I was following orders: Romanian communist camp boss

His captives were frozen, crippled and traumatised, but communist-era prison boss Alexandru Visinescu, who goes on trial Wednesday in Romania, says all he did was to follow orders.

Bucharest: His captives were frozen, crippled and traumatised, but communist-era prison boss Alexandru Visinescu, who goes on trial Wednesday in Romania, says all he did was to follow orders.

A frail-looking man of 88, Visinescu is charged with crimes against humanity during his 1956-1963 rule at the notorious Ramnicu Sarat facility, dubbed "the prison of silence," because detainees were held in solitary confinement. He faces life behind bars if convicted.

The trial in the Romanian capital is a rare attempt to address massive abuses during decades of communist rule across eastern Europe. One commentator called the trial "the Romanian Nuremberg," referring to the famous trials of Nazi leaders after World War II, and about 30 other prison officers are also being probed.

Sitting in his central Bucharest studio apartment, surrounded by pictures of his mother, and of himself as a child, then as an officer of Romania`s repressive Securitate force, Visinescu calls himself a scapegoat.

"I wasn`t responsible for the rules in the prison. I followed my superiors` orders," he told AFP.

Visinescu oversaw an "extermination regime" in the east of the country, prosecutors say. The prison housed intellectuals, dissidents, priests and others deemed enemies by the Communist Party.

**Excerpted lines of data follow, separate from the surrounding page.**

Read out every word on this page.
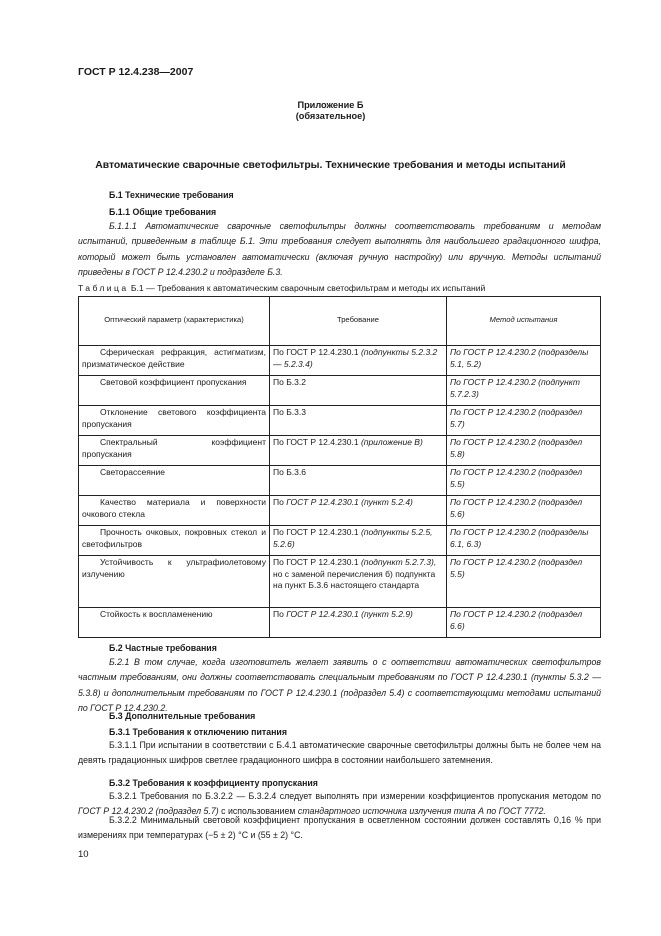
ГОСТ Р 12.4.238—2007
Приложение Б
(обязательное)
Автоматические сварочные светофильтры. Технические требования и методы испытаний
Б.1 Технические требования
Б.1.1 Общие требования
Б.1.1.1 Автоматические сварочные светофильтры должны соответствовать требованиям и методам испытаний, приведенным в таблице Б.1. Эти требования следует выполнять для наибольшего градационного шифра, который может быть установлен автоматически (включая ручную настройку) или вручную. Методы испытаний приведены в ГОСТ Р 12.4.230.2 и подразделе Б.3.
Таблица Б.1 — Требования к автоматическим сварочным светофильтрам и методы их испытаний
Оптический параметр (характеристика)	Требование	Метод испытания
Сферическая рефракция, астигматизм, призматическое действие	По ГОСТ Р 12.4.230.1 (подпункты 5.2.3.2 — 5.2.3.4)	По ГОСТ Р 12.4.230.2 (подразделы 5.1, 5.2)
Световой коэффициент пропускания	По Б.3.2	По ГОСТ Р 12.4.230.2 (подпункт 5.7.2.3)
Отклонение светового коэффициента пропускания	По Б.3.3	По ГОСТ Р 12.4.230.2 (подраздел 5.7)
Спектральный коэффициент пропускания	По ГОСТ Р 12.4.230.1 (приложение В)	По ГОСТ Р 12.4.230.2 (подраздел 5.8)
Светорассеяние	По Б.3.6	По ГОСТ Р 12.4.230.2 (подраздел 5.5)
Качество материала и поверхности очкового стекла	По ГОСТ Р 12.4.230.1 (пункт 5.2.4)	По ГОСТ Р 12.4.230.2 (подраздел 5.6)
Прочность очковых, покровных стекол и светофильтров	По ГОСТ Р 12.4.230.1 (подпункты 5.2.5, 5.2.6)	По ГОСТ Р 12.4.230.2 (подразделы 6.1, 6.3)
Устойчивость к ультрафиолетовому излучению	По ГОСТ Р 12.4.230.1 (подпункт 5.2.7.3), но с заменой перечисления б) подпункта на пункт Б.3.6 настоящего стандарта	По ГОСТ Р 12.4.230.2 (подраздел 5.5)
Стойкость к воспламенению	По ГОСТ Р 12.4.230.1 (пункт 5.2.9)	По ГОСТ Р 12.4.230.2 (подраздел 6.6)
Б.2 Частные требования
Б.2.1 В том случае, когда изготовитель желает заявить о с оответствии автоматических светофильтров частным требованиям, они должны соответствовать специальным требованиям по ГОСТ Р 12.4.230.1 (пункты 5.3.2 — 5.3.8) и дополнительным требованиям по ГОСТ Р 12.4.230.1 (подраздел 5.4) с соответствующими методами испытаний по ГОСТ Р 12.4.230.2.
Б.3 Дополнительные требования
Б.3.1 Требования к отключению питания
Б.3.1.1 При испытании в соответствии с Б.4.1 автоматические сварочные светофильтры должны быть не более чем на девять градационных шифров светлее градационного шифра в состоянии наибольшего затемнения.
Б.3.2 Требования к коэффициенту пропускания
Б.3.2.1 Требования по Б.3.2.2 — Б.3.2.4 следует выполнять при измерении коэффициентов пропускания методом по ГОСТ Р 12.4.230.2 (подраздел 5.7) с использованием стандартного источника излучения типа А по ГОСТ 7772.
Б.3.2.2 Минимальный световой коэффициент пропускания в осветленном состоянии должен составлять 0,16 % при измерениях при температурах (−5 ± 2) °С и (55 ± 2) °С.
10
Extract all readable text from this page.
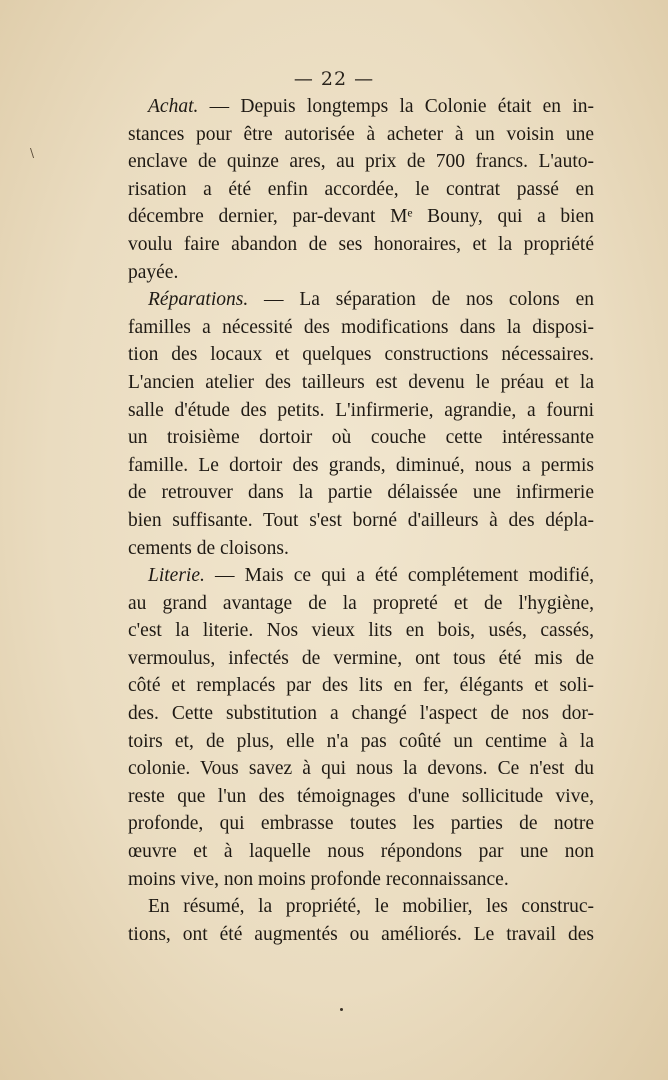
— 22 —
\
Achat. — Depuis longtemps la Colonie était en in-
stances pour être autorisée à acheter à un voisin une
enclave de quinze ares, au prix de 700 francs. L'auto-
risation a été enfin accordée, le contrat passé en
décembre dernier, par-devant Mᵉ Bouny, qui a bien
voulu faire abandon de ses honoraires, et la propriété
payée.
Réparations. — La séparation de nos colons en
familles a nécessité des modifications dans la disposi-
tion des locaux et quelques constructions nécessaires.
L'ancien atelier des tailleurs est devenu le préau et la
salle d'étude des petits. L'infirmerie, agrandie, a fourni
un troisième dortoir où couche cette intéressante
famille. Le dortoir des grands, diminué, nous a permis
de retrouver dans la partie délaissée une infirmerie
bien suffisante. Tout s'est borné d'ailleurs à des dépla-
cements de cloisons.
Literie. — Mais ce qui a été complétement modifié,
au grand avantage de la propreté et de l'hygiène,
c'est la literie. Nos vieux lits en bois, usés, cassés,
vermoulus, infectés de vermine, ont tous été mis de
côté et remplacés par des lits en fer, élégants et soli-
des. Cette substitution a changé l'aspect de nos dor-
toirs et, de plus, elle n'a pas coûté un centime à la
colonie. Vous savez à qui nous la devons. Ce n'est du
reste que l'un des témoignages d'une sollicitude vive,
profonde, qui embrasse toutes les parties de notre
œuvre et à laquelle nous répondons par une non
moins vive, non moins profonde reconnaissance.
En résumé, la propriété, le mobilier, les construc-
tions, ont été augmentés ou améliorés. Le travail des
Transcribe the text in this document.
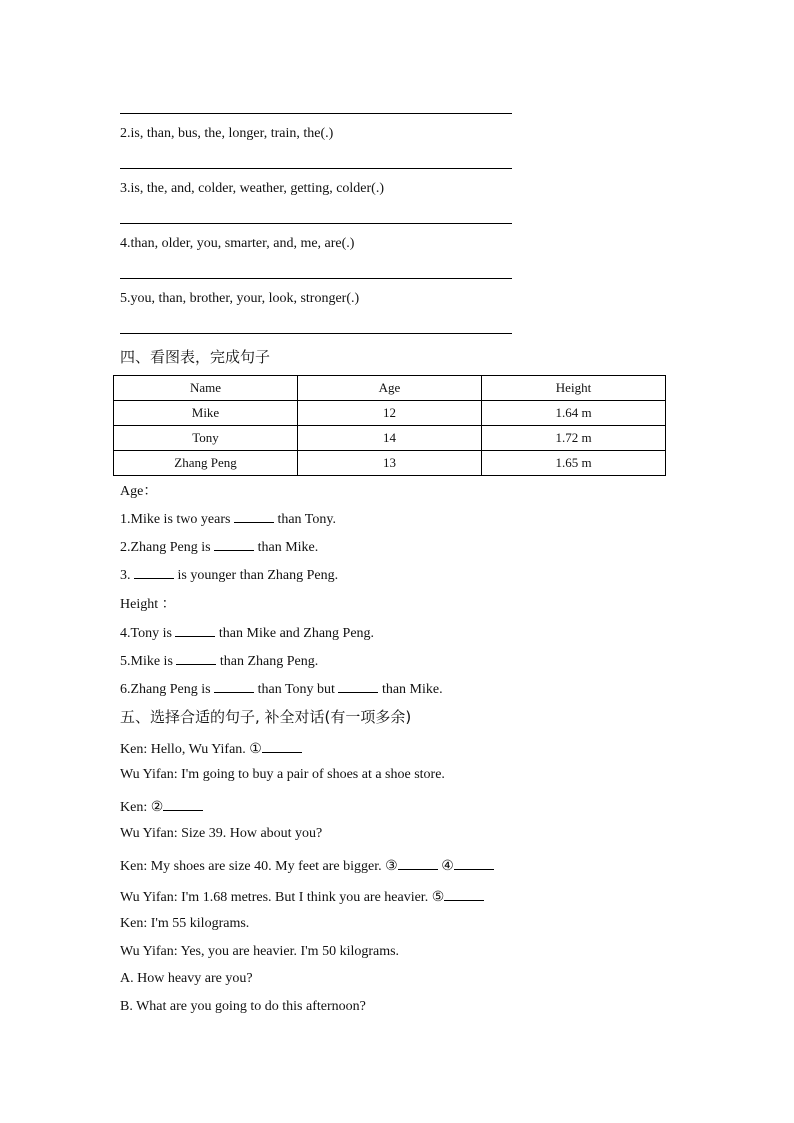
2.is, than, bus, the, longer, train, the(.)
3.is, the, and, colder, weather, getting, colder(.)
4.than, older, you, smarter, and, me, are(.)
5.you, than, brother, your, look, stronger(.)
四、看图表，完成句子
Name	Age	Height
Mike	12	1.64 m
Tony	14	1.72 m
Zhang Peng	13	1.65 m
Age：
1.Mike is two years	than Tony.
2.Zhang Peng is	than Mike.
3.	is younger than Zhang Peng.
Height ：
4.Tony is	than Mike and Zhang Peng.
5.Mike is	than Zhang Peng.
6.Zhang Peng is	than Tony but	than Mike.
五、选择合适的句子, 补全对话(有一项多余)
Ken: Hello, Wu Yifan. ①
Wu Yifan: I'm going to buy a pair of shoes at a shoe store.
Ken: ②
Wu Yifan: Size 39. How about you?
Ken: My shoes are size 40. My feet are bigger. ③	④
Wu Yifan: I'm 1.68 metres. But I think you are heavier. ⑤
Ken: I'm 55 kilograms.
Wu Yifan: Yes, you are heavier. I'm 50 kilograms.
A. How heavy are you?
B. What are you going to do this afternoon?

At least 14 inmates died following mistreatment during Visinescu`s term.

The accused man, who turns 89 on Saturday, says history is being twisted and that everything he did met the standards of the day.

"If I really made mistakes, why did they keep me there for eight years? They always gave me very good evaluations," he said.

The fact the trial is starting when only one former prisoner from Ramnicu Sarat remains alive demonstrates how long it took Romania to come to grips with its past. But Visinescu says that as a result, his record cannot be properly understood.

"It`s incredible. Why didn`t they do this when former prisoners were still alive, so that they could recount exactly what happened? There is a difference between true witness testimony and suppositions," he said.

For Visinescu, the path to becoming the defendant in a historic human rights trial started with his hardscrabble village childhood in the south of the country. He never knew his father and his impoverished mother put him up for adoption. By the age of seven, he had to work.

Military service, which some young men would dread, was more like salvation for Visinescu. It was then that he was recruited by the Communist regime. 

"I knew what I`d lived through and where I came from and I liked this," he recalled. "At the time, what mattered was not having studied, but having the right (working class) origins. I`d finished six classes when they put me into the Securitate officers school."

After several years in the feared secret police, where he says he recruited informers for the regime, Visinescu was made commandant at Ramnicu Sarat.

For the loyal young officer, this seemed like an important promotion.

But "being sent there was my bad luck," he says. "Because of that, today I`m an accused man."